Malheureusement, il y a un point aveugle dans toutes ces belles théories : les inégalités sociales ne sont pas d’abord des inégalités de revenus mais reposent sur la structure sociale elle-même, c’est-à-dire sur l’existence des rapports sociaux capitalistes. Et là il ne s’agit plus d’inégalités qui pourraient être corrigées en prenant à Pierre pour redonner à Paul. Il s’agit du processus d’extraction de la plus-value : le capital ne peut survivre, tel le Moloch, qu’en suçant le sang du travail vivant – et ceci d’ailleurs n’a pas de rapport direct avec les revenus que tel ou tel possesseur de capital pourra dépenser improductivement.
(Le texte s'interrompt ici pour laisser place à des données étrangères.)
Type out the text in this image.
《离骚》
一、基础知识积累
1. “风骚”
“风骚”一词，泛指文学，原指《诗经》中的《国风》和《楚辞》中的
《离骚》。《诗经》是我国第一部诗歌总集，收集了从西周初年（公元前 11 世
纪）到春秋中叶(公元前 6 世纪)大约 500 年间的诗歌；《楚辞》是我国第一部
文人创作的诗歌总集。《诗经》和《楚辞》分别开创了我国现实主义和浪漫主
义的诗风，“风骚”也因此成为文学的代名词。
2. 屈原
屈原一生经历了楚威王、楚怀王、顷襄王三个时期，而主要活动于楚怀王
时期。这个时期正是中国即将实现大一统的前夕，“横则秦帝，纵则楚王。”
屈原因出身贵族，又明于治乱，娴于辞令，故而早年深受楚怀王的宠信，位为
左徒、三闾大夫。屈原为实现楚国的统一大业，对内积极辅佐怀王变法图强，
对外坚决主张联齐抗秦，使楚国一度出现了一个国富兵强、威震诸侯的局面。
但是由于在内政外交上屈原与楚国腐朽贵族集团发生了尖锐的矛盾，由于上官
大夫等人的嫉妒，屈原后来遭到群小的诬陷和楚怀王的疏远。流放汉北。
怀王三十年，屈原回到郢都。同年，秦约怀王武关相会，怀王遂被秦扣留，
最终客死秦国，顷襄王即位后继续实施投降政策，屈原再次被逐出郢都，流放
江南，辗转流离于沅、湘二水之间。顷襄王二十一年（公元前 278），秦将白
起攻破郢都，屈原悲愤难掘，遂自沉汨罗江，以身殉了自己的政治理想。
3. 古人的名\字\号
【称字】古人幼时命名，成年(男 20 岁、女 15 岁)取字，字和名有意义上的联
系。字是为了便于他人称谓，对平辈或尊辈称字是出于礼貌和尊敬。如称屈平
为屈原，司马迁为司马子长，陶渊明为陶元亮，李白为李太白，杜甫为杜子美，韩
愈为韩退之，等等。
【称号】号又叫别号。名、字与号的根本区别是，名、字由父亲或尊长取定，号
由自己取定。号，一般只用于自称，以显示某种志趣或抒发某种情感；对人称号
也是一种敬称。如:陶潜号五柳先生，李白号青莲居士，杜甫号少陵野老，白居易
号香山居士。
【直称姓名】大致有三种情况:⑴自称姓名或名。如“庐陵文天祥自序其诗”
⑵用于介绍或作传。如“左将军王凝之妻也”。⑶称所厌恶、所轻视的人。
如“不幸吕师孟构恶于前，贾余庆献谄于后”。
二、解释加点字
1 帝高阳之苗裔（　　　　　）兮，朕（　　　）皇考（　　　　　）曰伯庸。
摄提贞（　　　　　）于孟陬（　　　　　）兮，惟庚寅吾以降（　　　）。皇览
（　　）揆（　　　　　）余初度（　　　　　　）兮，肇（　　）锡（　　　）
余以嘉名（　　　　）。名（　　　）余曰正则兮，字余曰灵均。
Un capitaliste ascète, se contenant de 5 ou 10 fois le revenu moyen de « ses » employés ne diffère que de peu du capitaliste adepte de la consommation ostentatoire. La théorie « socialiste » de la redistribution est un simple cosmétique appliqué sur le mode de production capitaliste. Elle ressemble d’ailleurs beaucoup plus qu’on ne le croit à la théorie du « ruisselement » selon laquelle tout revenu accumulé en haut de la pyramide sociale finira par être dépensé et finalement retournera dans les poches des travailleurs, y compris les plus pauvres.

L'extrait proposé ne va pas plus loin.